Mätlik Kärt, Olfat Soophie, Cowlishaw Mark Cary, Moreno Eva Domenech, Ollila Saara, Andressoo Jaan-Olle
Department of Pharmacology, Faculty of Medicine & Helsinki Institute of Life Science, University of Helsinki, 00290 Helsinki, Finland.
Division of Neurogeriatrics, Department of Neurobiology, Care Sciences and Society (NVS), Karolinska Institutet, 17177 Stockholm, Sweden.
Heliyon. 2023 Feb 24;9(3):e13844. doi: 10.1016/j.heliyon.2023.e13844. eCollection 2023 Mar.
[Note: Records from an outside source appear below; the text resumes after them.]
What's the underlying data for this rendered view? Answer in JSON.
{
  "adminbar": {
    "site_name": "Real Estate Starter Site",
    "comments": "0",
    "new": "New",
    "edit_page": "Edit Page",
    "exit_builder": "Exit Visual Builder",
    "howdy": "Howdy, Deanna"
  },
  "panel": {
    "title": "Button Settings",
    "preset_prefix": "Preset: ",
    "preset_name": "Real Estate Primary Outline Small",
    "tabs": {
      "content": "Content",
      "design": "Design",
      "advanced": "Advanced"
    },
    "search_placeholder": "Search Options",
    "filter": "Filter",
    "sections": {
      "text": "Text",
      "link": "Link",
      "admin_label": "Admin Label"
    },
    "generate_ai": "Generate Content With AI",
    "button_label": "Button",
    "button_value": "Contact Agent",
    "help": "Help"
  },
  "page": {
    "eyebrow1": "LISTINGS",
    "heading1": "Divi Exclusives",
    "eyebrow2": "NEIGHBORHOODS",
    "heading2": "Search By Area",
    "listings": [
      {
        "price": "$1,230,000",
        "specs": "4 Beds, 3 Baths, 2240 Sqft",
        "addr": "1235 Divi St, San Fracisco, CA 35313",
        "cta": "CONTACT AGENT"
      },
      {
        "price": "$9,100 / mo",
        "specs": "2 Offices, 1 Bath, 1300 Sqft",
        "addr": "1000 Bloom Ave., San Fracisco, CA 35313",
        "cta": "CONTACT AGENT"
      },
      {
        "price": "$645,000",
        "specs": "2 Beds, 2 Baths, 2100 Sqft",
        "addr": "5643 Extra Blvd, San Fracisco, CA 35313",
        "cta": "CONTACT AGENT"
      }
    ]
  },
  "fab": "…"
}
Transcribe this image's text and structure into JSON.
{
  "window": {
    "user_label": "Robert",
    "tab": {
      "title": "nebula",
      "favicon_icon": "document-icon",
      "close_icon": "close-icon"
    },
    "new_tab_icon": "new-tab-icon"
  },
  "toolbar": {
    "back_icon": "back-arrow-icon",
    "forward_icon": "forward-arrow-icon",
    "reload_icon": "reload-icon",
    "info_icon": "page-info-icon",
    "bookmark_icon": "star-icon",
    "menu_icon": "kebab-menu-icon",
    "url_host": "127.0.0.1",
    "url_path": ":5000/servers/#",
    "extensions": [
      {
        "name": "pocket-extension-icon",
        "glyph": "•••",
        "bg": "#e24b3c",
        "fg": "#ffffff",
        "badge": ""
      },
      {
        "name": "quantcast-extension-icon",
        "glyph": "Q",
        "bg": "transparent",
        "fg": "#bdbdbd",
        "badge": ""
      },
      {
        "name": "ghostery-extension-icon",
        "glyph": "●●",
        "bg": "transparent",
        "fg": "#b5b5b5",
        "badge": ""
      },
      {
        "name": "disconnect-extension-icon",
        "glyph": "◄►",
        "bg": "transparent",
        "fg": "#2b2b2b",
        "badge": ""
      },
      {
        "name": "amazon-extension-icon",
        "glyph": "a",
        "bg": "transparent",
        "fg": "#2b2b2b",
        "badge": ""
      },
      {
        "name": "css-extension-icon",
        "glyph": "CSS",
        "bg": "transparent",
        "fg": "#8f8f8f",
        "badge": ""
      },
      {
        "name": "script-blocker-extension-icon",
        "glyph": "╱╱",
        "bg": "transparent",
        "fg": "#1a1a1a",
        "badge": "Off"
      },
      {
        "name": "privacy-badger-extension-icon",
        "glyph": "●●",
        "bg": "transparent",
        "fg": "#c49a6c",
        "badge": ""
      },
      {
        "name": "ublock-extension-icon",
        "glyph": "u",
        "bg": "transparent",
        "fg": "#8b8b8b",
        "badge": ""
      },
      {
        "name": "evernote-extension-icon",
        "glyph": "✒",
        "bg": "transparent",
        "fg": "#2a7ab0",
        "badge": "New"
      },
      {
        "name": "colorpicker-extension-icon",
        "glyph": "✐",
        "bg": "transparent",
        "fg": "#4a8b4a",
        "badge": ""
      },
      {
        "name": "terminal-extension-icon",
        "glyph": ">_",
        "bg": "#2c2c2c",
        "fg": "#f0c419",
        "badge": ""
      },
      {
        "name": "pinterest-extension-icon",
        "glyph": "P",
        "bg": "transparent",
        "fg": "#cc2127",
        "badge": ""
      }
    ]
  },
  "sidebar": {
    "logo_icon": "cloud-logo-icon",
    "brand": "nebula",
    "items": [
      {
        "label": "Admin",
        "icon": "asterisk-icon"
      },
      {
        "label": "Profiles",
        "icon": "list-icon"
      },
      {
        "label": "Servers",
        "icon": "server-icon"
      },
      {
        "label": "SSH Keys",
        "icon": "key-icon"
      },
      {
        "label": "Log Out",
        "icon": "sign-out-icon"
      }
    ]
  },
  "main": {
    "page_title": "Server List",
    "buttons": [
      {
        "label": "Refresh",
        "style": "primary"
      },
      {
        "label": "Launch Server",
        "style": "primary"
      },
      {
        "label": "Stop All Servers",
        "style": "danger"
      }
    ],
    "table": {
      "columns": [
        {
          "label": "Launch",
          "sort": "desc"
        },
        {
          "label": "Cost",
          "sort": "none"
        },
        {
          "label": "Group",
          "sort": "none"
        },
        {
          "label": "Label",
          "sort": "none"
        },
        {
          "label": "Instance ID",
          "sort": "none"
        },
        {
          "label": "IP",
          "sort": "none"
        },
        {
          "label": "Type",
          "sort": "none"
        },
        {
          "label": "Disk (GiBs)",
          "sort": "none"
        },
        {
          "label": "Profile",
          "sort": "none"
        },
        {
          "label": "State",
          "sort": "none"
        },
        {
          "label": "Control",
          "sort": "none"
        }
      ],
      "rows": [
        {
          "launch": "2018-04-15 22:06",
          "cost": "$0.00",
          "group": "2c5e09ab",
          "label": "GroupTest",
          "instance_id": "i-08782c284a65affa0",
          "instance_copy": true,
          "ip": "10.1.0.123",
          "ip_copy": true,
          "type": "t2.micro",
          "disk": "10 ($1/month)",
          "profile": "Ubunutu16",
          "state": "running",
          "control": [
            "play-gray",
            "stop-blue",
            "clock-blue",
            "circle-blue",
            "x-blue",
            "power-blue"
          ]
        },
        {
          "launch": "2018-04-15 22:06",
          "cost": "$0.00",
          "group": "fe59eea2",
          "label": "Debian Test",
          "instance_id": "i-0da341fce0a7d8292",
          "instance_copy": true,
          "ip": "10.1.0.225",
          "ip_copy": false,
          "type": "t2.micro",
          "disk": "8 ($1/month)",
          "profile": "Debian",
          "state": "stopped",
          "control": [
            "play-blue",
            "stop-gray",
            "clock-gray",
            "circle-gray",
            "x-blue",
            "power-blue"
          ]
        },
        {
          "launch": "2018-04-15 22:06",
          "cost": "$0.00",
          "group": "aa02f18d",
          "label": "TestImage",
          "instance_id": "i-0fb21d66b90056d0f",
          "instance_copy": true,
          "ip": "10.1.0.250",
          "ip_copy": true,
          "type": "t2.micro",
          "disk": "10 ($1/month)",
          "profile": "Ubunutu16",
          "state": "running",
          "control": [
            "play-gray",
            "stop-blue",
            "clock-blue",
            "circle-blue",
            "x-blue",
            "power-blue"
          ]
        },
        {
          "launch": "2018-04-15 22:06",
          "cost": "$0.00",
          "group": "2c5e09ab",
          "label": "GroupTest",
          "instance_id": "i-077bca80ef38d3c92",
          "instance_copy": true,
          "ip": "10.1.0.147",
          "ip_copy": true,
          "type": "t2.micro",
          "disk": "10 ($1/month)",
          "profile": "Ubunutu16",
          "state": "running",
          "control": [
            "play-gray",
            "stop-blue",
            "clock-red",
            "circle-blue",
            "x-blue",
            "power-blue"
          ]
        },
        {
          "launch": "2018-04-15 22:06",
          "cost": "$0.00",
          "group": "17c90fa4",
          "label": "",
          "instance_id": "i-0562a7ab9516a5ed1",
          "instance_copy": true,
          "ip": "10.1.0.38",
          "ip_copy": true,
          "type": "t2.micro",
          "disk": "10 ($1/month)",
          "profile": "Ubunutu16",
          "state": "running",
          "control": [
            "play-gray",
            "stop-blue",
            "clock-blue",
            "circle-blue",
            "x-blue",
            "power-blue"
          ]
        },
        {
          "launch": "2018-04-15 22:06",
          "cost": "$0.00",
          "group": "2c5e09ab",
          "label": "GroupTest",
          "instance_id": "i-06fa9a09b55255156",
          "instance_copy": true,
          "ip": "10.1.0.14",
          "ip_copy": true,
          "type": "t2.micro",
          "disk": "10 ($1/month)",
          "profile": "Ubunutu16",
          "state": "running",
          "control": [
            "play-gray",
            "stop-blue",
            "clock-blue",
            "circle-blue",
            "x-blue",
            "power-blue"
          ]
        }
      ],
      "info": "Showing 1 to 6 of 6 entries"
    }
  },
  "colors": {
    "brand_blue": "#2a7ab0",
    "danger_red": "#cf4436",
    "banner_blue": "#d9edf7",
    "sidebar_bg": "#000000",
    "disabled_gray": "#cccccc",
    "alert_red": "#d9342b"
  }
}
The 3' untranslated regions (UTRs) modulate gene expression levels by regulating mRNA stability and translation. We previously showed that the replacement of the negative regulatory elements from the 3'UTR of glial cell line-derived neurotrophic factor (GDNF) resulted in increased endogenous GDNF expression while retaining its normal spatiotemporal expression pattern. Here, we have developed a methodology for the generation of hyper- and hypomorphic alleles via 3'UTR targeting using the CRISPR/Cas9 system. We demonstrate that CRISPR/Cas9-mediated excision of a long inhibitory sequence from Gdnf native 3'UTR in mouse zygotes increases the levels of endogenous GDNF with similar phenotypic alterations in embryonic kidney development as we described in GDNF constitutive and conditional hypermorphic mice. Furthermore, we show that CRISPR/Cas9-mediated targeting of 3'UTRs allows the modulation of the expression levels of two other morphogens, and . Together, our work demonstrates the power of 3'UTR editing using the CRISPR/Cas9 system to create hyper- and hypomorphic alleles, suggesting wide applicability in studies on gene function and potentially, in gene therapy.
3'非翻译区(UTRs)通过调节mRNA稳定性和翻译来调控基因表达水平。我们之前表明,从胶质细胞系源性神经营养因子(GDNF)的3'UTR中替换负调控元件可导致内源性GDNF表达增加,同时保留其正常的时空表达模式。在此,我们开发了一种通过使用CRISPR/Cas9系统靶向3'UTR来生成超表达和低表达等位基因的方法。我们证明,在小鼠受精卵中,CRISPR/Cas9介导的从Gdnf天然3'UTR切除一段长抑制序列可增加内源性GDNF水平,在胚胎肾发育中产生与我们在GDNF组成型和条件性超表达小鼠中所描述的相似的表型改变。此外,我们表明CRISPR/Cas9介导的3'UTR靶向能够调节另外两种形态发生素的表达水平。总之,我们的工作证明了使用CRISPR/Cas9系统进行3'UTR编辑以创建超表达和低表达等位基因的能力,表明其在基因功能研究以及潜在的基因治疗中具有广泛的适用性。